Anthony Guglielmi, rzecznik policji w Chicago, powiedział we wtorek, że funkcjonariusze udali się do Humboldt Park Lagoon w zachodniej części miasta i potwierdzili, że niezwykły mieszkaniec jest tam, gdzie donosiły wpisy w mediach społecznościowych. Władze nie są na razie w stanie powiedzieć, w jaki sposób krokodyl się tam znalazł.

Miejscy urzędnicy poinformowali przy tym, że przy stawie ustawiono pułapki. Władze mają nadzieję, że aligator wpłynie do jednej z nich i zostanie bezpiecznie usunięty z obszaru, który jest dostępny dla wszystkich mieszkańców. Guglielmi powiedział, że zwierzę po złapaniu zostanie „przeniesione do zoo w celu oceny weterynaryjnej”.

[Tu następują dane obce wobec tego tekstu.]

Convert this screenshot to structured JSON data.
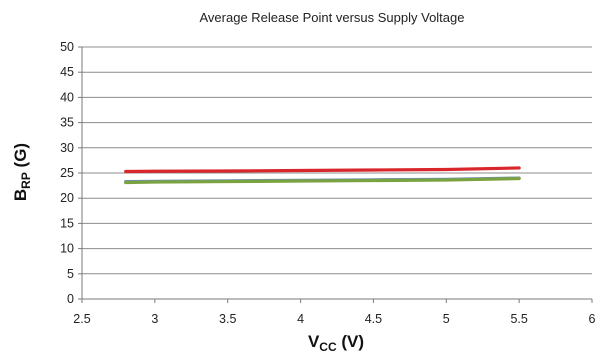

Na szczęście krokodyl nie jest wielki - według doniesień ma prawdopodobnie maksymalnie półtora metra długości.

Według popularnych miejskich legend o gadach w kanalizacji, była kiedyś wśród nowojorczyków moda na przywożenie z wakacji na Florydzie jako pamiątki małego aligatora. Miał być zwierzątkiem domowym i pieszczochem dzieciaków. Kiedy wyrastał i przestawał być "jaszczurką", zdesperowani właściciele spuszczali go z wodą w sedesie, żeby pozbyć się kłopotu. Niektóre gady ponoć przeżyły w labiryncie nowojorskich rur i teraz pod ulicami miasta grasują hordy olbrzymich aligatorów albinosów. A władze miejskie ukrywają tę przerażającą prawdę, by uniknąć paniki wśród mieszkańców.

Są tacy, którzy dowodzą, że w legendzie tej może być ziarno prawdy i przytaczają na to rzekome dowody. Najpopularniejszy to opowieść o 2,5-metrowym aligatorze zaobserwowanym we Wschodnim Harlemie w 1935 roku.